Thank you Chuck that is part of the issue I am not wanting to spend any more on trying to put a floor on this cage I have already spent and spent trying to modify this cage. I just want something different I do have laminate and stuff on it right now but long term I am not happy with it.


----------



## Chuck (Jul 15, 2013)

I understand, after a year of dealing with this I got a DCN. I got so frustrated with cleaning the cage!

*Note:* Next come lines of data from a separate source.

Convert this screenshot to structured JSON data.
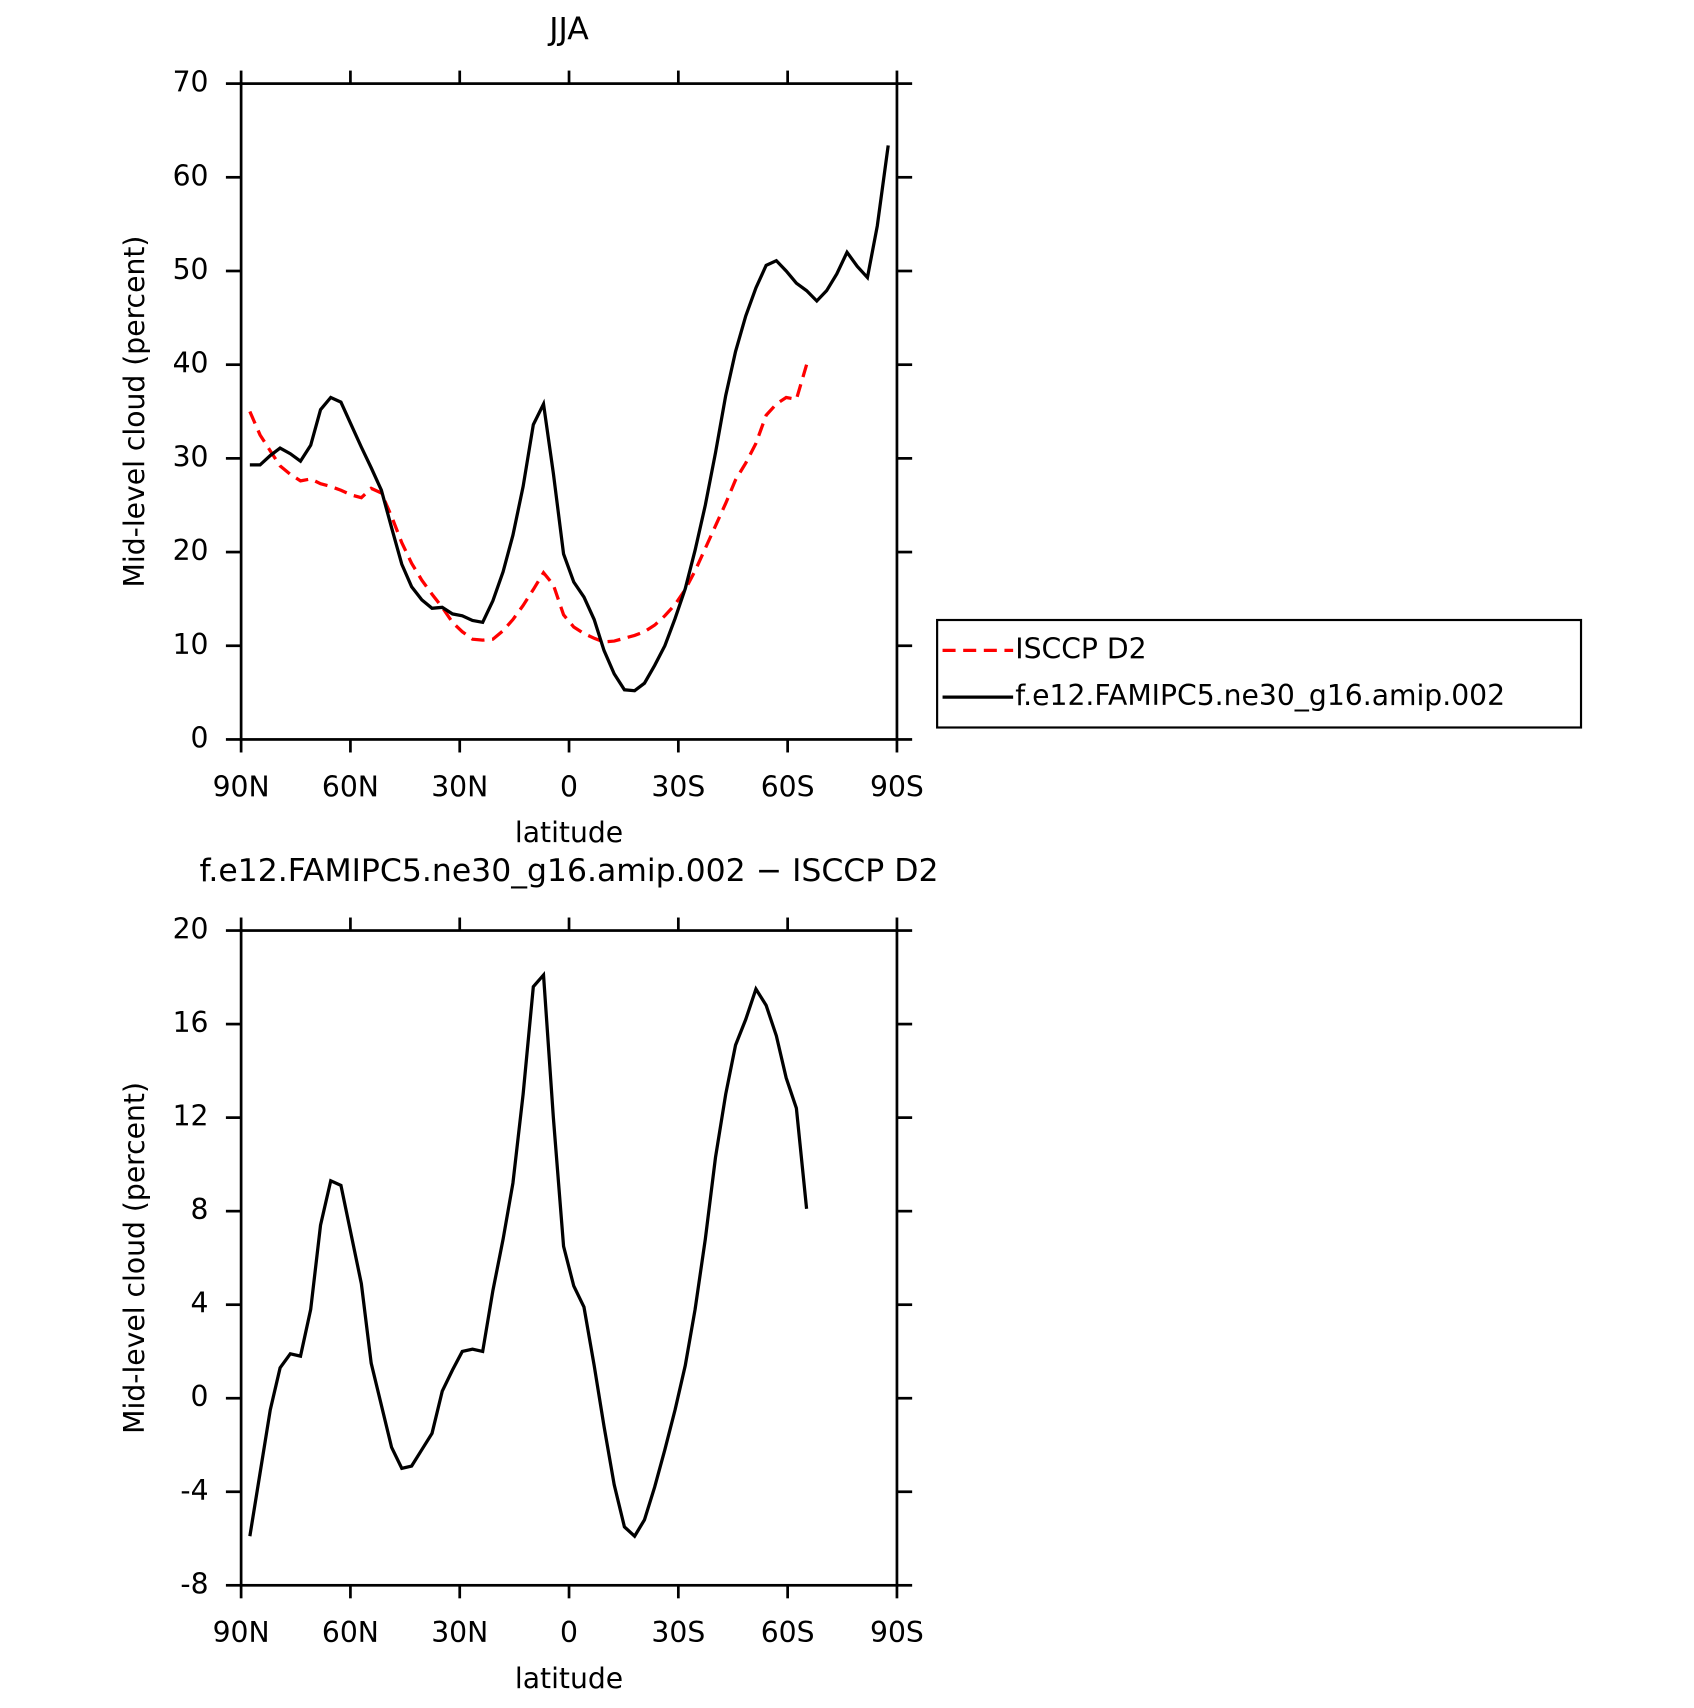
{
  "chart_data": [
    {
      "type": "line",
      "title": "JJA",
      "xlabel": "latitude",
      "ylabel": "Mid-level cloud (percent)",
      "x": [
        87.6,
        84.8,
        82.0,
        79.3,
        76.5,
        73.7,
        70.9,
        68.2,
        65.4,
        62.6,
        59.8,
        57.0,
        54.3,
        51.5,
        48.7,
        45.9,
        43.2,
        40.4,
        37.6,
        34.8,
        32.0,
        29.3,
        26.5,
        23.7,
        20.9,
        18.1,
        15.4,
        12.6,
        9.8,
        7.0,
        4.3,
        1.5,
        -1.3,
        -4.1,
        -6.9,
        -9.6,
        -12.4,
        -15.2,
        -18.0,
        -20.7,
        -23.5,
        -26.3,
        -29.1,
        -31.9,
        -34.6,
        -37.4,
        -40.2,
        -43.0,
        -45.7,
        -48.5,
        -51.3,
        -54.1,
        -56.9,
        -59.6,
        -62.4,
        -65.2,
        -68.0,
        -70.7,
        -73.5,
        -76.3,
        -79.1,
        -81.9,
        -84.6,
        -87.6
      ],
      "series": [
        {
          "name": "ISCCP D2",
          "color": "#ff0000",
          "line_style": "dashed",
          "values": [
            35.0,
            32.5,
            30.8,
            29.2,
            28.3,
            27.6,
            27.8,
            27.3,
            27.0,
            26.6,
            26.1,
            25.8,
            26.8,
            26.3,
            23.8,
            21.0,
            18.8,
            17.0,
            15.5,
            14.1,
            12.5,
            11.5,
            10.7,
            10.6,
            10.7,
            11.6,
            12.8,
            14.3,
            16.0,
            17.8,
            16.5,
            13.3,
            12.0,
            11.3,
            10.8,
            10.4,
            10.5,
            10.8,
            11.1,
            11.5,
            12.2,
            13.2,
            14.4,
            16.0,
            18.0,
            20.4,
            22.8,
            25.2,
            27.7,
            29.5,
            31.6,
            34.6,
            35.8,
            36.5,
            36.3,
            40.0,
            null,
            null,
            null,
            null,
            null,
            null,
            null,
            null
          ]
        },
        {
          "name": "f.e12.FAMIPC5.ne30_g16.amip.002",
          "color": "#000000",
          "line_style": "solid",
          "values": [
            29.3,
            29.3,
            30.3,
            31.1,
            30.5,
            29.7,
            31.4,
            35.2,
            36.5,
            36.0,
            33.6,
            31.2,
            29.0,
            26.6,
            22.6,
            18.7,
            16.3,
            14.9,
            14.0,
            14.1,
            13.4,
            13.2,
            12.7,
            12.5,
            14.8,
            17.9,
            21.8,
            27.0,
            33.6,
            35.8,
            28.4,
            19.8,
            16.8,
            15.2,
            12.8,
            9.5,
            7.0,
            5.3,
            5.2,
            6.0,
            7.9,
            10.0,
            12.9,
            16.1,
            20.2,
            25.0,
            30.6,
            36.7,
            41.4,
            45.2,
            48.2,
            50.6,
            51.1,
            50.0,
            48.7,
            47.9,
            46.8,
            47.9,
            49.7,
            52.0,
            50.5,
            49.3,
            54.8,
            63.4
          ]
        }
      ],
      "xlim": [
        90,
        -90
      ],
      "xticks": [
        {
          "value": 90,
          "label": "90N"
        },
        {
          "value": 60,
          "label": "60N"
        },
        {
          "value": 30,
          "label": "30N"
        },
        0,
        {
          "value": -30,
          "label": "30S"
        },
        {
          "value": -60,
          "label": "60S"
        },
        {
          "value": -90,
          "label": "90S"
        }
      ],
      "ylim": [
        0,
        70
      ],
      "yticks": [
        0,
        10,
        20,
        30,
        40,
        50,
        60,
        70
      ],
      "legend": "right"
    },
    {
      "type": "line",
      "title": "f.e12.FAMIPC5.ne30_g16.amip.002 − ISCCP D2",
      "xlabel": "latitude",
      "ylabel": "Mid-level cloud (percent)",
      "x": [
        87.6,
        84.8,
        82.0,
        79.3,
        76.5,
        73.7,
        70.9,
        68.2,
        65.4,
        62.6,
        59.8,
        57.0,
        54.3,
        51.5,
        48.7,
        45.9,
        43.2,
        40.4,
        37.6,
        34.8,
        32.0,
        29.3,
        26.5,
        23.7,
        20.9,
        18.1,
        15.4,
        12.6,
        9.8,
        7.0,
        4.3,
        1.5,
        -1.3,
        -4.1,
        -6.9,
        -9.6,
        -12.4,
        -15.2,
        -18.0,
        -20.7,
        -23.5,
        -26.3,
        -29.1,
        -31.9,
        -34.6,
        -37.4,
        -40.2,
        -43.0,
        -45.7,
        -48.5,
        -51.3,
        -54.1,
        -56.9,
        -59.6,
        -62.4,
        -65.2
      ],
      "series": [
        {
          "color": "#000000",
          "line_style": "solid",
          "values": [
            -5.9,
            -3.2,
            -0.5,
            1.3,
            1.9,
            1.8,
            3.8,
            7.4,
            9.3,
            9.1,
            7.0,
            4.9,
            1.5,
            -0.3,
            -2.1,
            -3.0,
            -2.9,
            -2.2,
            -1.5,
            0.3,
            1.2,
            2.0,
            2.1,
            2.0,
            4.6,
            6.8,
            9.2,
            13.0,
            17.6,
            18.1,
            12.0,
            6.5,
            4.8,
            3.9,
            1.4,
            -1.2,
            -3.7,
            -5.5,
            -5.9,
            -5.2,
            -3.8,
            -2.2,
            -0.5,
            1.4,
            3.8,
            6.8,
            10.3,
            13.0,
            15.1,
            16.2,
            17.5,
            16.8,
            15.5,
            13.7,
            12.4,
            8.1
          ]
        }
      ],
      "xlim": [
        90,
        -90
      ],
      "xticks": [
        {
          "value": 90,
          "label": "90N"
        },
        {
          "value": 60,
          "label": "60N"
        },
        {
          "value": 30,
          "label": "30N"
        },
        0,
        {
          "value": -30,
          "label": "30S"
        },
        {
          "value": -60,
          "label": "60S"
        },
        {
          "value": -90,
          "label": "90S"
        }
      ],
      "ylim": [
        -8,
        20
      ],
      "yticks": [
        -8,
        -4,
        0,
        4,
        8,
        12,
        16,
        20
      ]
    }
  ]
}
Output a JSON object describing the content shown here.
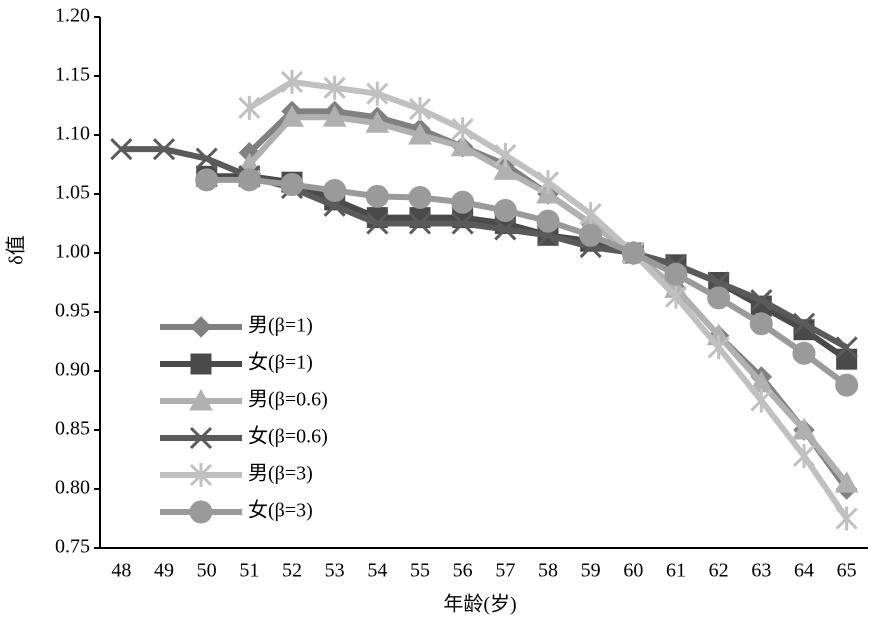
{
  "chart_data": {
    "type": "line",
    "x_label": "年龄(岁)",
    "y_label": "δ值",
    "categories": [
      "48",
      "49",
      "50",
      "51",
      "52",
      "53",
      "54",
      "55",
      "56",
      "57",
      "58",
      "59",
      "60",
      "61",
      "62",
      "63",
      "64",
      "65"
    ],
    "ylim": [
      0.75,
      1.2
    ],
    "yticks": [
      0.75,
      {
        "value": 0.8,
        "label": "0.80"
      },
      0.85,
      {
        "value": 0.9,
        "label": "0.90"
      },
      0.95,
      {
        "value": 1.0,
        "label": "1.00"
      },
      1.05,
      {
        "value": 1.1,
        "label": "1.10"
      },
      1.15,
      {
        "value": 1.2,
        "label": "1.20"
      }
    ],
    "grid": false,
    "legend": "lower-left",
    "series": [
      {
        "name": "男(β=1)",
        "color": "#808080",
        "marker": "diamond",
        "values": [
          null,
          null,
          null,
          1.085,
          1.12,
          1.12,
          1.115,
          1.105,
          1.09,
          1.075,
          1.05,
          1.025,
          1.0,
          0.97,
          0.93,
          0.895,
          0.85,
          0.8
        ]
      },
      {
        "name": "女(β=1)",
        "color": "#4a4a4a",
        "marker": "square",
        "values": [
          null,
          null,
          1.065,
          1.065,
          1.06,
          1.045,
          1.03,
          1.03,
          1.03,
          1.025,
          1.015,
          1.01,
          1.0,
          0.99,
          0.975,
          0.955,
          0.935,
          0.91
        ]
      },
      {
        "name": "男(β=0.6)",
        "color": "#b0b0b0",
        "marker": "triangle",
        "values": [
          null,
          null,
          null,
          1.075,
          1.115,
          1.115,
          1.11,
          1.1,
          1.09,
          1.07,
          1.05,
          1.025,
          1.0,
          0.97,
          0.93,
          0.89,
          0.85,
          0.805
        ]
      },
      {
        "name": "女(β=0.6)",
        "color": "#5a5a5a",
        "marker": "x",
        "values": [
          1.088,
          1.088,
          1.08,
          1.065,
          1.055,
          1.04,
          1.025,
          1.025,
          1.025,
          1.02,
          1.015,
          1.005,
          1.0,
          0.99,
          0.975,
          0.96,
          0.94,
          0.92
        ]
      },
      {
        "name": "男(β=3)",
        "color": "#c0c0c0",
        "marker": "star",
        "values": [
          null,
          null,
          null,
          1.123,
          1.145,
          1.14,
          1.135,
          1.122,
          1.105,
          1.083,
          1.06,
          1.033,
          1.0,
          0.963,
          0.92,
          0.875,
          0.828,
          0.775
        ]
      },
      {
        "name": "女(β=3)",
        "color": "#9a9a9a",
        "marker": "circle",
        "values": [
          null,
          null,
          1.062,
          1.062,
          1.058,
          1.053,
          1.048,
          1.047,
          1.043,
          1.036,
          1.027,
          1.015,
          1.0,
          0.982,
          0.962,
          0.94,
          0.915,
          0.888
        ]
      }
    ]
  }
}
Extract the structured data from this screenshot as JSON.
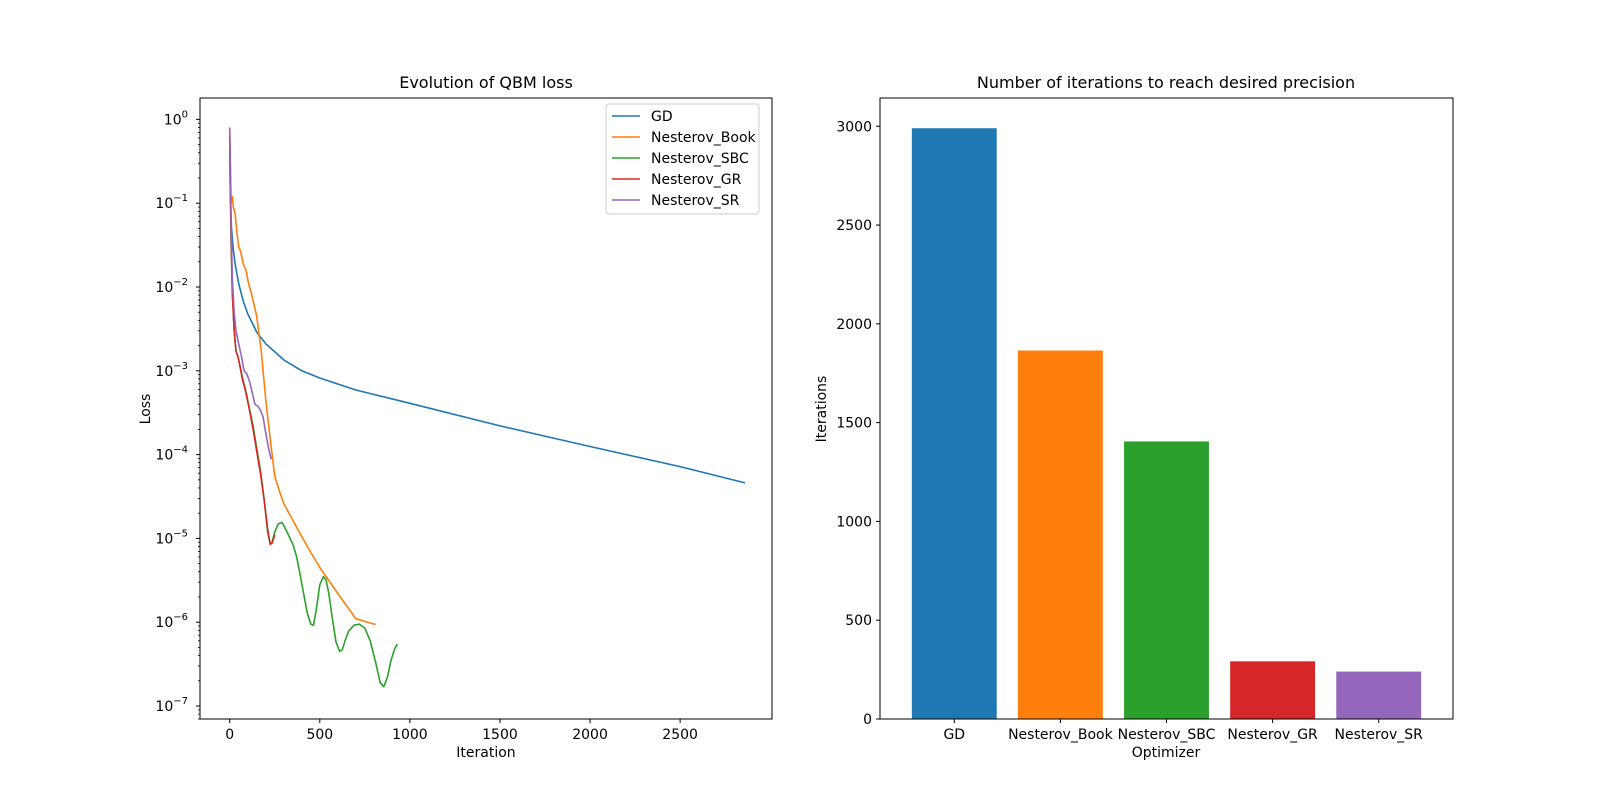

Sent from Petguide.com Free App


----------



## Stefni (Aug 10, 2013)

When I still had my boys in their wire cage I took melamine (you could use plastic sheets also) cut to size for the shelves and basically made fleece pillow cases for them and plonked it perfectly into place on top. Works like a charm, still allows you to hang things from the wires underneath too. Easy to remove, clean fleece and put fresh fleece on 

Sent from Petguide.com Free App


----------



## TexasRatties (Jun 2, 2013)

I am trying to decide if I do decide on a nation cage if I should see about getting a ferret nation double possibly or a critter nation single. The critter nation double is just a little out of my price range right now. There are plus and minuses to both but if I decide to get another baby rat then the critter nation seems better but if I don't then well ferret nation is good too idk lol.


----------



## TexasRatties (Jun 2, 2013)

I decided just to work with my off after cage shopping I am going to just modify it to fit my needs.


----------